Tra i temi affrontati figurano la personalità dell’indagato, i suoi scritti giovanili, il rapporto con le donne e il lavoro affidato dalla Procura agli esperti chiamati a delinearne il profilo psicologico.

La trasmissione ha inoltre ospitato un acceso confronto tra consulenti, avvocati e specialisti impegnati a discutere la validità delle analisi scientifiche che stanno accompagnando la nuova fase investigativa.

Particolarmente significativo l’intervento del genetista Ugo Ricci, che ha invitato a valutare il curriculum e la produzione scientifica degli esperti prima di considerarli punti di riferimento nei talk show.

Lo scontro tra consulenti e il dibattito sulla personalità di Andrea Sempio

La puntata del 6 agosto non ha portato nuove prove sul caso Garlasco, ma ha rilanciato il confronto tra i protagonisti dell’inchiesta. Il genetista Ugo Ricci, consulente della difesa di Alberto Stasi, ha criticato apertamente la presenza televisiva di alcuni esperti, sostenendo l’eventuale necessità di verificare i loro curricula e le pubblicazioni scientifiche prima di attribuire loro particolare autorevolezza. Un intervento che ha alimentato il dibattito sulla credibilità dei consulenti coinvolti nel caso.

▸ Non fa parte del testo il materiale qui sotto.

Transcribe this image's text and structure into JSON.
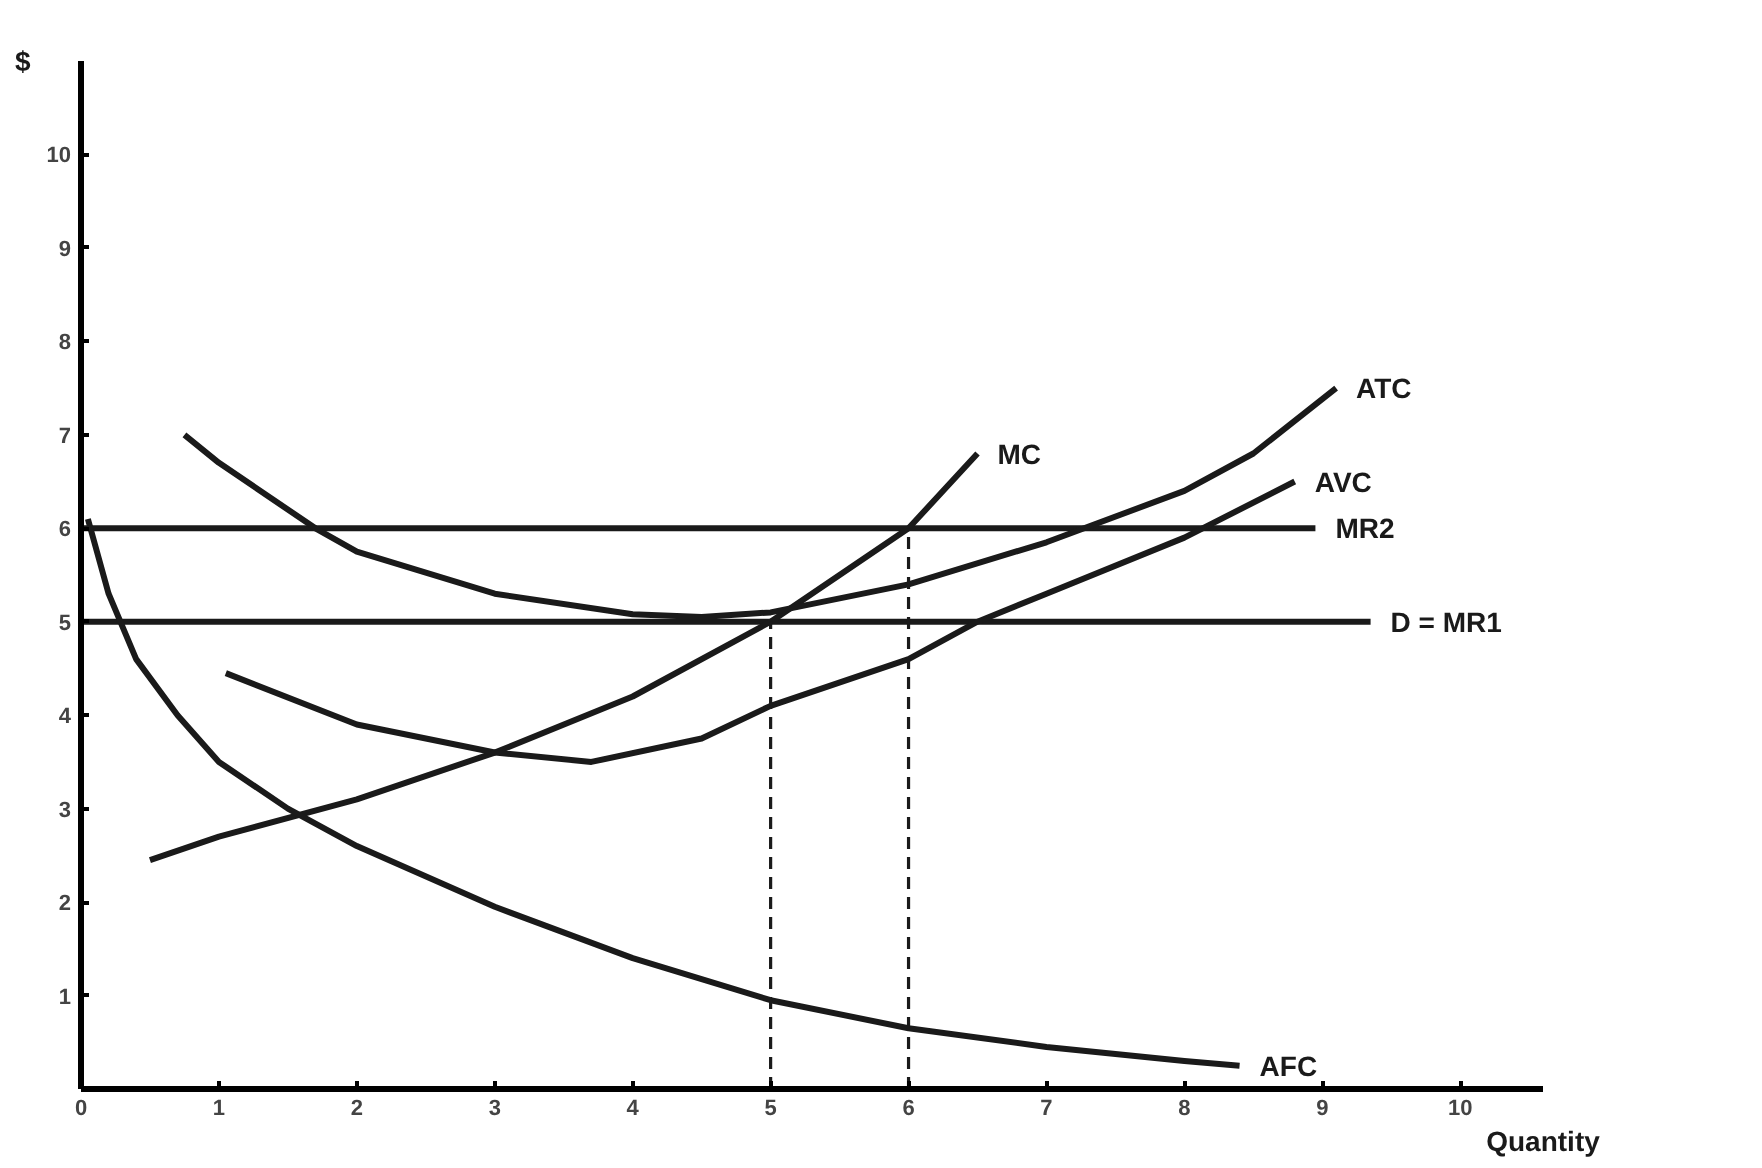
{
  "chart_data": {
    "type": "line",
    "xlabel": "Quantity",
    "ylabel": "$",
    "xlim": [
      0,
      10.6
    ],
    "ylim": [
      0,
      11
    ],
    "xticks": [
      0,
      1,
      2,
      3,
      4,
      5,
      6,
      7,
      8,
      9,
      10
    ],
    "yticks": [
      1,
      2,
      3,
      4,
      5,
      6,
      7,
      8,
      9,
      10
    ],
    "grid": false,
    "legend": false,
    "marker": "none",
    "line_style": "solid",
    "series": [
      {
        "name": "MR2",
        "color": "#1a1a1a",
        "x": [
          0,
          8.95
        ],
        "values": [
          6,
          6
        ]
      },
      {
        "name": "D = MR1",
        "color": "#1a1a1a",
        "x": [
          0,
          9.35
        ],
        "values": [
          5,
          5
        ]
      },
      {
        "name": "MC",
        "color": "#1a1a1a",
        "x": [
          0.5,
          1,
          2,
          3,
          4,
          5,
          5.5,
          6,
          6.5
        ],
        "values": [
          2.45,
          2.7,
          3.1,
          3.6,
          4.2,
          5,
          5.5,
          6,
          6.8
        ]
      },
      {
        "name": "ATC",
        "color": "#1a1a1a",
        "x": [
          0.75,
          1,
          1.7,
          2,
          3,
          4,
          4.5,
          5,
          6,
          7,
          8,
          8.5,
          9.1
        ],
        "values": [
          7,
          6.7,
          6,
          5.75,
          5.3,
          5.08,
          5.05,
          5.1,
          5.4,
          5.85,
          6.4,
          6.8,
          7.5
        ]
      },
      {
        "name": "AVC",
        "color": "#1a1a1a",
        "x": [
          1.05,
          2,
          3,
          3.7,
          4.5,
          5,
          6,
          6.5,
          7,
          8,
          8.8
        ],
        "values": [
          4.45,
          3.9,
          3.6,
          3.5,
          3.75,
          4.1,
          4.6,
          5,
          5.3,
          5.9,
          6.5
        ]
      },
      {
        "name": "AFC",
        "color": "#1a1a1a",
        "x": [
          0.05,
          0.2,
          0.4,
          0.7,
          1,
          1.5,
          2,
          3,
          4,
          5,
          6,
          7,
          8,
          8.4
        ],
        "values": [
          6.1,
          5.3,
          4.6,
          4,
          3.5,
          3,
          2.6,
          1.95,
          1.4,
          0.95,
          0.65,
          0.45,
          0.3,
          0.25
        ]
      },
      {
        "color": "#1a1a1a",
        "x": [
          5,
          5
        ],
        "values": [
          0,
          5
        ],
        "line_style": "dashed"
      },
      {
        "color": "#1a1a1a",
        "x": [
          6,
          6
        ],
        "values": [
          0,
          6
        ],
        "line_style": "dashed"
      }
    ]
  }
}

Ampio spazio è stato dedicato anche alla figura di Andrea Sempio. La puntata haa approfondito il contenuto dei suoi diari adolescenziali, nei quali emergono riferimenti a un periodo di forte disagio personale, e il materiale proveniente dal forum di seduzione frequentato dall’indagato. I presenti, moderati da Giuseppe Brindisi, hanno disccusso tali elementi in relazione alla consulenza psicologica richiesta dalla Procura di Pavia, chiamata a ricostruire il profilo comportamentale dell’uomo.

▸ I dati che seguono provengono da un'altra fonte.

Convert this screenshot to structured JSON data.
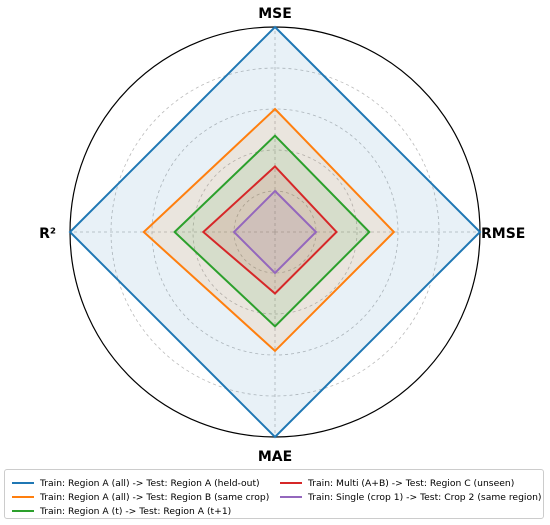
{
  "chart_data": {
    "type": "radar",
    "axes": [
      "MSE",
      "RMSE",
      "MAE",
      "R²"
    ],
    "grid": true,
    "series": [
      {
        "name": "Train: Region A (all) -> Test: Region A (held-out)",
        "values": [
          1.0,
          1.0,
          1.0,
          1.0
        ],
        "color": "#1f77b4"
      },
      {
        "name": "Train: Region A (all) -> Test: Region B (same crop)",
        "values": [
          0.6,
          0.58,
          0.58,
          0.64
        ],
        "color": "#ff7f0e"
      },
      {
        "name": "Train: Region A (t) -> Test: Region A (t+1)",
        "values": [
          0.47,
          0.46,
          0.46,
          0.49
        ],
        "color": "#2ca02c"
      },
      {
        "name": "Train: Multi (A+B) -> Test: Region C (unseen)",
        "values": [
          0.32,
          0.3,
          0.3,
          0.35
        ],
        "color": "#d62728"
      },
      {
        "name": "Train: Single (crop 1) -> Test: Crop 2 (same region)",
        "values": [
          0.2,
          0.2,
          0.2,
          0.2
        ],
        "color": "#9467bd"
      }
    ],
    "legend_position": "bottom"
  }
}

Tra gli ospiti, l’avvocato Antonio De Rensis ha sottolineato che eventuali difficoltà personali o aspetti della vita privata non possono essere automaticamente interpretati come indizi di colpevolezza, mentre la matrimonialista Annamaria Bernardini De Pace ha espresso dubbi sull’opportunità di elaborare un profilo psicologico senza un esame diretto dell’interessato.

Nel corso della trasmissione si è parlato anche della distruzione di alcuni diari precedenti al 2018, circostanza riportata nelle recenti informative investigative, e della loro possibile rilevanza nell’ambito delle nuove indagini. Anche su questo punto, tuttavia, gli ospiti hanno evidenziato come tali elementi debbano essere valutati con prudenza e nel contesto dell’intero quadro probatorio, senza trasformarli automaticamente in prove di responsabilità.